# Screen\Viewfinder Display



## anth455 (Aug 4, 2020)

Hi

I have read page 768 of the R5 manual. If I select the 3rd option of Viewfinder will the playback and menu still display on the screen and not viewfinder?
Basically I don't want to use the screen for live view and composing the shot. So just like a dslr. I don't see the point in having the top panel if the screen is always on.
But I would like to use the screen for playback and menu. I noticed you can switch of the screen with a custom button but will it come back on for the playback and menu?
Also what happens if you press the Q button in the above scenarios?

Thanks

Anthony


----------



## Kit Lens Jockey (Aug 4, 2020)

This has bothered me ever since the EOS R came out too, and unfortunately I don't think there's a good way to make the camera work like you want it to. It really bothers me too, especially because you can on Sonys. The closest thing I've come up with is to assign a button to put the camera to sleep, and then use that to shut off the display when you take the camera down from your eye. The camera will quickly come back to life as soon as you touch any other button.
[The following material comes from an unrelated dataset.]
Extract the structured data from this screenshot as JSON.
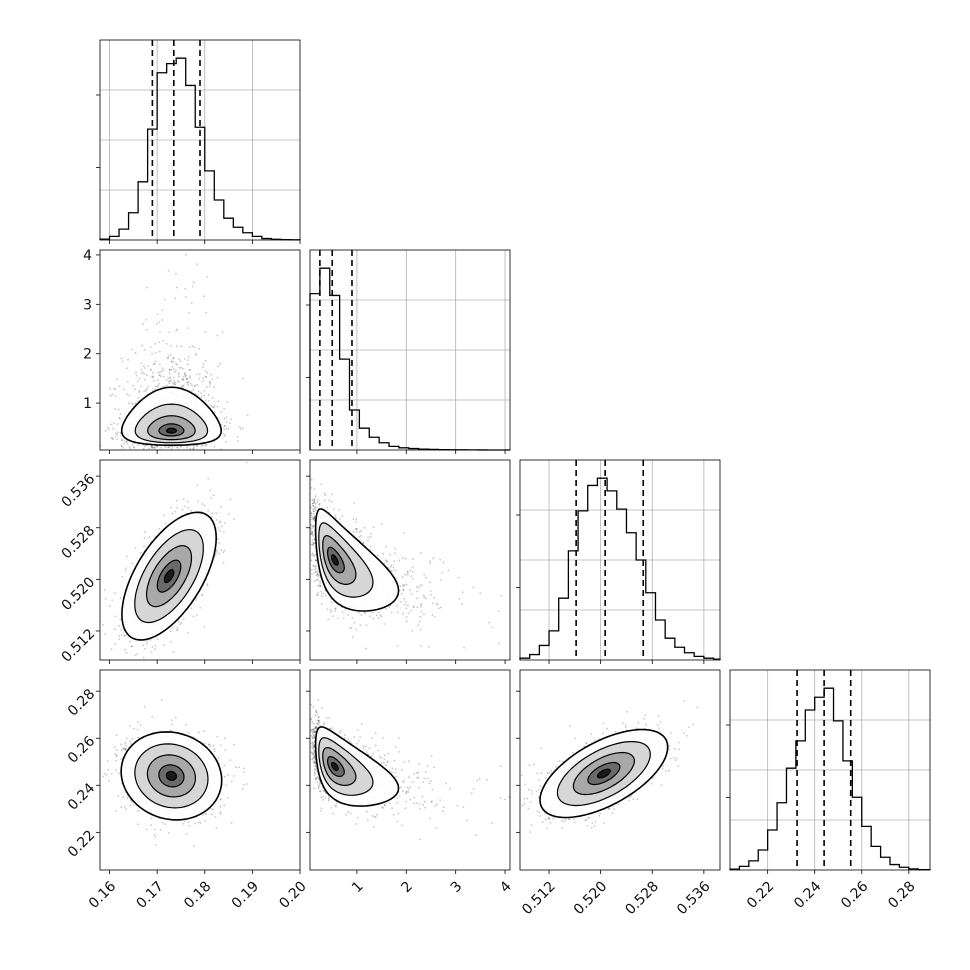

Someone else suggested just leaving the screen on the view where it shows you the camera settings instead of the live view, which probably uses less battery than having the screen act as live view.


----------



## Mt Spokane Photography (Aug 4, 2020)

You can set the display to sleep after 10 seconds and wake it up to use it. You can turn the review function off, so it does not review the image after taking it.


----------